13. Make sure the shop can fix everything that is wrong. Don't take the truck into a place that only fixes tires, if you also have a brake failure. Don't take a truck to a shop that only does brakes if you have a bad differential. You have to get an estimate in writing that completely diagnoses the issue and spells out everything related to the source of the problem that it could possibly be. Truck manufacturers are the best places to go usually as they typically have all of the tools needed to properly diagnose the problem and these types of shops can usually fix everything from bumper to bumper.

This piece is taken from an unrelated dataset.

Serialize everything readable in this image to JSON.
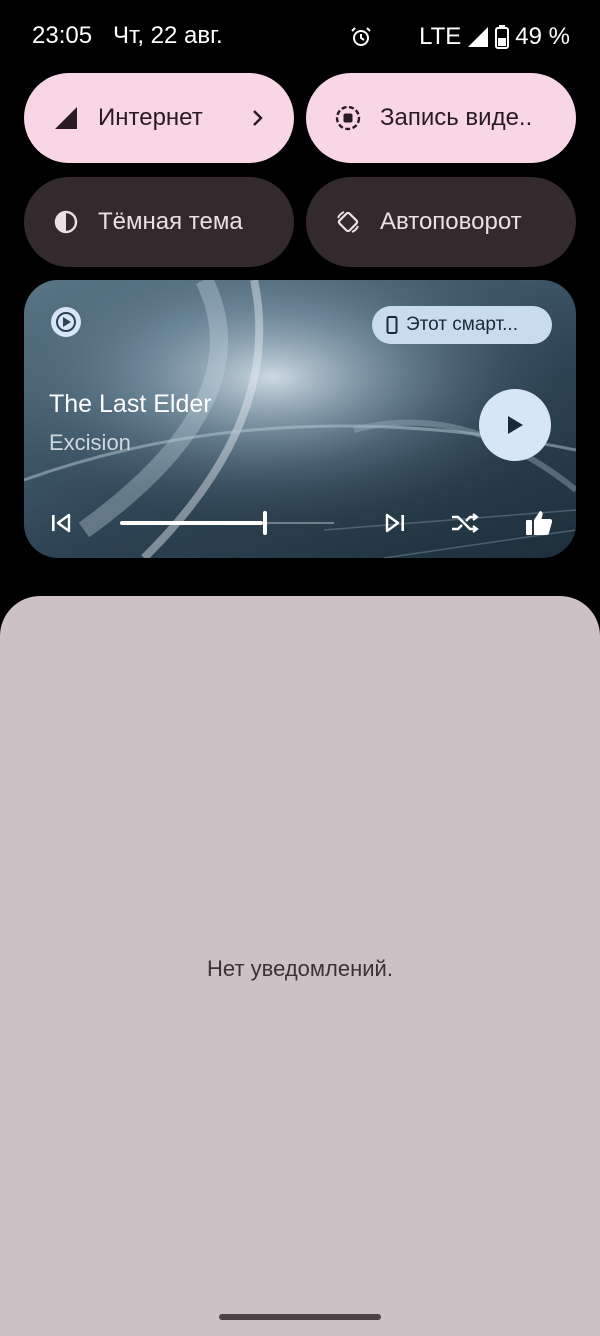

14. Don't assume that because the dealer is a truck manufacturer, that they can fix everything. I have been to places that weren't authorized dealers for my particular engine, yet they were the truck's manufacturer. The bottom line here is to gather every bit of information about the shop that you can before you do any business with them. Especially if you are having the truck towed in somewhere. You want to make sure that your truck repair is being handled in the best business like manner that is possible and that the shop is behaving as much like a doctor's office as can be expected. You wouldn't let a doctor perform surgery on you if he or she was constantly unsure of whether or not they were making the right decision. There are tools out there now to properly take the guess work out of every situation. Don't let someone talk you into kind of thinking that maybe if you do this or that, it will solve your problem. If they don't know, don't go!

15. Don't rush into anything. Being an owner operator requires patience a partially meticulous nature about some things. You must do your homework.

16. My philosphy (Well one of my many philosophies) is that if I don't do it, someone else will and I don't want that. I want the work! I want the paycheck! Not the other person! I am entitled to the business because I will work my hardest and smartest to get it done right. Maybe someone out there is faster, cheaper, and more appealing than me, but that is their business, and mine is to do the best with what I have. When you own the truck, you are the boss and you make the final decision. Sink or SWIM. I choose to SWIM.